Claude Skills · Prompt library · Style transfer

article-writing-skills — A Style-Transfer Library for LLM Writing

article-writing-skills is a deliberately opinionated prompt library. Each skill takes the rough notes you have and rewrites them in the cadence of a specific engineer or researcher you respect. It runs as a Claude Code skill, but the prompts are LLM-agnostic — drop them into ChatGPT, Gemini, or your own MCP server and you get the same effect. I started it because I wanted to know how far prompt-shaped style transfer could actually go without fine-tuning.

[Markdown][Claude Code][LLM]

Why I built it

Generic "professional blog post" prompts produce generic professional blog posts. I wanted to know how far prompt-shaped style transfer could go without fine-tuning — could a sufficiently detailed system prompt actually impart voice, sentence shape, structural preference?

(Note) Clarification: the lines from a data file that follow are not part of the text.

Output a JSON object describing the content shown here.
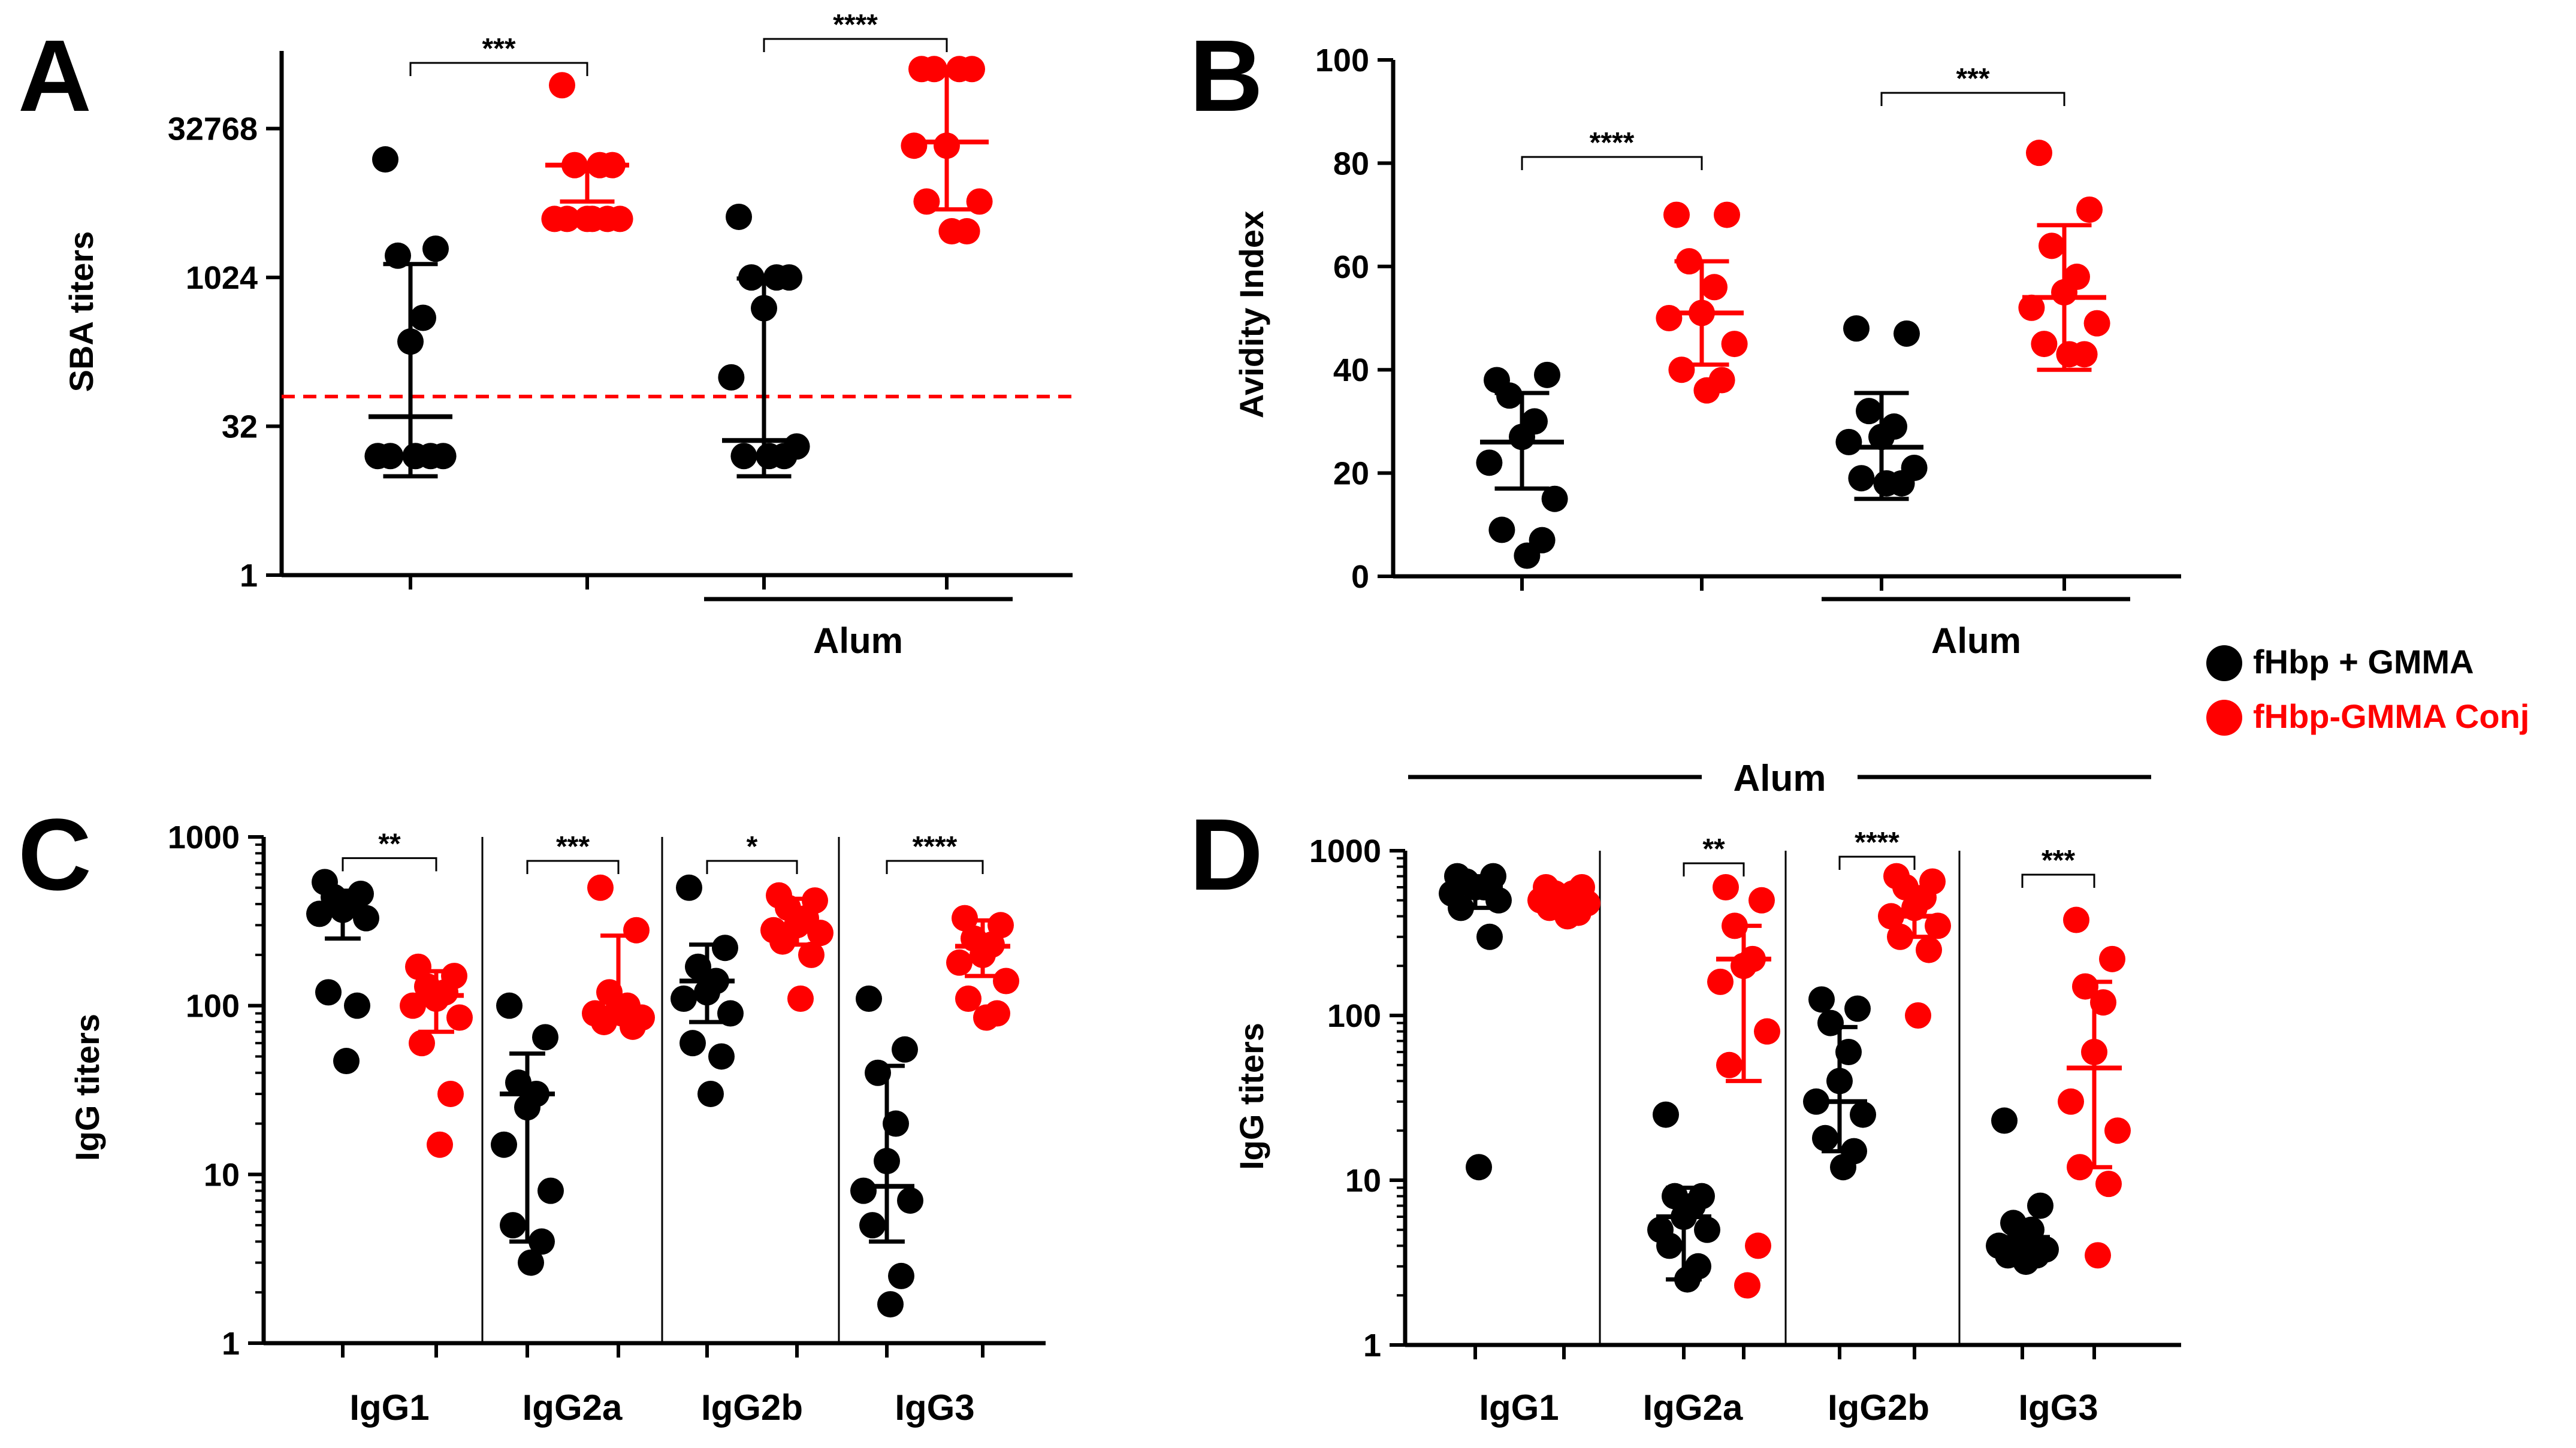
{
  "colors": {
    "groupA": "#000000",
    "groupB": "#ff0000"
  },
  "legend": {
    "items": [
      {
        "label": "fHbp + GMMA",
        "color": "#000000"
      },
      {
        "label": "fHbp-GMMA Conj",
        "color": "#ff0000"
      }
    ]
  },
  "alum_banner": "Alum",
  "chart_data": [
    {
      "id": "A",
      "type": "scatter",
      "panel_label": "A",
      "ylabel": "SBA titers",
      "yscale": "log2",
      "ylim": [
        1,
        200000
      ],
      "yticks": [
        1,
        32,
        1024,
        32768
      ],
      "ytick_labels": [
        "1",
        "32",
        "1024",
        "32768"
      ],
      "threshold": 64,
      "group_label": "Alum",
      "groups": [
        {
          "series": "fHbp + GMMA",
          "points": [
            16000,
            2000,
            1700,
            400,
            230,
            16,
            16,
            16,
            16,
            16
          ],
          "center": 40,
          "err": [
            10,
            1400
          ]
        },
        {
          "series": "fHbp-GMMA Conj",
          "points": [
            90000,
            14000,
            14000,
            14000,
            4000,
            4000,
            4000,
            4000,
            4000,
            4000
          ],
          "center": 14000,
          "err": [
            6000,
            14000
          ]
        },
        {
          "series": "fHbp + GMMA",
          "points": [
            4200,
            1024,
            1024,
            1024,
            500,
            100,
            20,
            16,
            16,
            16
          ],
          "center": 23,
          "err": [
            10,
            1000
          ]
        },
        {
          "series": "fHbp-GMMA Conj",
          "points": [
            131072,
            131072,
            131072,
            131072,
            22000,
            22000,
            6000,
            6000,
            3000,
            3000
          ],
          "center": 24000,
          "err": [
            5000,
            131072
          ]
        }
      ],
      "significance": [
        {
          "pair": [
            0,
            1
          ],
          "label": "***"
        },
        {
          "pair": [
            2,
            3
          ],
          "label": "****"
        }
      ]
    },
    {
      "id": "B",
      "type": "scatter",
      "panel_label": "B",
      "ylabel": "Avidity Index",
      "yscale": "linear",
      "ylim": [
        0,
        100
      ],
      "yticks": [
        0,
        20,
        40,
        60,
        80,
        100
      ],
      "ytick_labels": [
        "0",
        "20",
        "40",
        "60",
        "80",
        "100"
      ],
      "group_label": "Alum",
      "groups": [
        {
          "series": "fHbp + GMMA",
          "points": [
            38,
            39,
            35,
            30,
            27,
            22,
            15,
            9,
            7,
            4
          ],
          "center": 26,
          "err": [
            17,
            35.5
          ]
        },
        {
          "series": "fHbp-GMMA Conj",
          "points": [
            70,
            70,
            61,
            56,
            51,
            50,
            45,
            40,
            38,
            36
          ],
          "center": 51,
          "err": [
            41,
            61
          ]
        },
        {
          "series": "fHbp + GMMA",
          "points": [
            48,
            47,
            32,
            29,
            27,
            26,
            21,
            19,
            18,
            18
          ],
          "center": 25,
          "err": [
            15,
            35.5
          ]
        },
        {
          "series": "fHbp-GMMA Conj",
          "points": [
            82,
            71,
            64,
            58,
            55,
            52,
            49,
            45,
            43,
            43
          ],
          "center": 54,
          "err": [
            40,
            68
          ]
        }
      ],
      "significance": [
        {
          "pair": [
            0,
            1
          ],
          "label": "****"
        },
        {
          "pair": [
            2,
            3
          ],
          "label": "***"
        }
      ]
    },
    {
      "id": "C",
      "type": "scatter",
      "panel_label": "C",
      "ylabel": "IgG titers",
      "yscale": "log10",
      "ylim": [
        1,
        1000
      ],
      "yticks": [
        1,
        10,
        100,
        1000
      ],
      "ytick_labels": [
        "1",
        "10",
        "100",
        "1000"
      ],
      "categories": [
        "IgG1",
        "IgG2a",
        "IgG2b",
        "IgG3"
      ],
      "groups": [
        {
          "series": "fHbp + GMMA",
          "points": [
            540,
            460,
            440,
            400,
            370,
            350,
            330,
            120,
            100,
            47
          ],
          "center": 370,
          "err": [
            250,
            480
          ]
        },
        {
          "series": "fHbp-GMMA Conj",
          "points": [
            170,
            150,
            130,
            120,
            110,
            100,
            85,
            60,
            30,
            15
          ],
          "center": 115,
          "err": [
            70,
            160
          ]
        },
        {
          "series": "fHbp + GMMA",
          "points": [
            100,
            65,
            35,
            30,
            25,
            15,
            8,
            5,
            4,
            3
          ],
          "center": 30,
          "err": [
            4,
            52
          ]
        },
        {
          "series": "fHbp-GMMA Conj",
          "points": [
            500,
            280,
            120,
            100,
            95,
            90,
            85,
            80,
            75,
            90
          ],
          "center": 95,
          "err": [
            80,
            260
          ]
        },
        {
          "series": "fHbp + GMMA",
          "points": [
            500,
            220,
            170,
            140,
            120,
            110,
            90,
            60,
            50,
            30
          ],
          "center": 140,
          "err": [
            80,
            230
          ]
        },
        {
          "series": "fHbp-GMMA Conj",
          "points": [
            450,
            420,
            380,
            330,
            300,
            280,
            270,
            240,
            200,
            110
          ],
          "center": 280,
          "err": [
            230,
            430
          ]
        },
        {
          "series": "fHbp + GMMA",
          "points": [
            110,
            55,
            40,
            20,
            12,
            8,
            7,
            5,
            2.5,
            1.7
          ],
          "center": 8.5,
          "err": [
            4,
            44
          ]
        },
        {
          "series": "fHbp-GMMA Conj",
          "points": [
            330,
            300,
            250,
            230,
            200,
            180,
            140,
            110,
            90,
            85
          ],
          "center": 225,
          "err": [
            150,
            320
          ]
        }
      ],
      "significance": [
        {
          "pair": [
            0,
            1
          ],
          "label": "**"
        },
        {
          "pair": [
            2,
            3
          ],
          "label": "***"
        },
        {
          "pair": [
            4,
            5
          ],
          "label": "*"
        },
        {
          "pair": [
            6,
            7
          ],
          "label": "****"
        }
      ]
    },
    {
      "id": "D",
      "type": "scatter",
      "panel_label": "D",
      "ylabel": "IgG titers",
      "yscale": "log10",
      "ylim": [
        1,
        1000
      ],
      "yticks": [
        1,
        10,
        100,
        1000
      ],
      "ytick_labels": [
        "1",
        "10",
        "100",
        "1000"
      ],
      "categories": [
        "IgG1",
        "IgG2a",
        "IgG2b",
        "IgG3"
      ],
      "groups": [
        {
          "series": "fHbp + GMMA",
          "points": [
            700,
            700,
            650,
            600,
            600,
            550,
            500,
            450,
            300,
            12
          ],
          "center": 600,
          "err": [
            450,
            700
          ]
        },
        {
          "series": "fHbp-GMMA Conj",
          "points": [
            600,
            600,
            550,
            550,
            500,
            500,
            480,
            450,
            420,
            400
          ],
          "center": 520,
          "err": [
            450,
            600
          ]
        },
        {
          "series": "fHbp + GMMA",
          "points": [
            25,
            8,
            8,
            7,
            6,
            5,
            5,
            4,
            3,
            2.5
          ],
          "center": 6,
          "err": [
            2.5,
            9
          ]
        },
        {
          "series": "fHbp-GMMA Conj",
          "points": [
            600,
            500,
            350,
            220,
            200,
            160,
            80,
            50,
            4,
            2.3
          ],
          "center": 220,
          "err": [
            40,
            350
          ]
        },
        {
          "series": "fHbp + GMMA",
          "points": [
            125,
            110,
            90,
            60,
            40,
            30,
            25,
            18,
            15,
            12
          ],
          "center": 30,
          "err": [
            15,
            85
          ]
        },
        {
          "series": "fHbp-GMMA Conj",
          "points": [
            700,
            650,
            600,
            520,
            450,
            400,
            350,
            300,
            250,
            100
          ],
          "center": 400,
          "err": [
            300,
            600
          ]
        },
        {
          "series": "fHbp + GMMA",
          "points": [
            23,
            7,
            5.5,
            5,
            4.5,
            4,
            3.8,
            3.5,
            3.5,
            3.2
          ],
          "center": 4.5,
          "err": [
            3.5,
            5.5
          ]
        },
        {
          "series": "fHbp-GMMA Conj",
          "points": [
            380,
            220,
            150,
            120,
            60,
            30,
            20,
            12,
            9.5,
            3.5
          ],
          "center": 48,
          "err": [
            12,
            160
          ]
        }
      ],
      "significance": [
        {
          "pair": [
            2,
            3
          ],
          "label": "**"
        },
        {
          "pair": [
            4,
            5
          ],
          "label": "****"
        },
        {
          "pair": [
            6,
            7
          ],
          "label": "***"
        }
      ]
    }
  ]
}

The library is the public testbed for that experiment.

How it works

Each skill is a Markdown file with a long system prompt: the writer's stated principles, examples of their cadence, do/don't lists, and structural rules. When you invoke the skill, Claude (or any LLM) loads the prompt as context and rewrites your draft against it.

The skills compose. You can stack a "voice" skill on top of an "argument structure" skill and get something that reads like the target writer thinking about your topic. (This very page was rewritten with the karpathy-article-writing skill out of the same library — meta, I know.)

What I take from it

Prompt-shaped style transfer is good enough to be useful in real LLM engineering workflows, more often than I expected. You don't always need a fine-tune — a 600-token system prompt and the right examples will land 80% of the effect for 0% of the training cost. The remaining 20%, I suspect, is where fine-tuning starts to actually matter.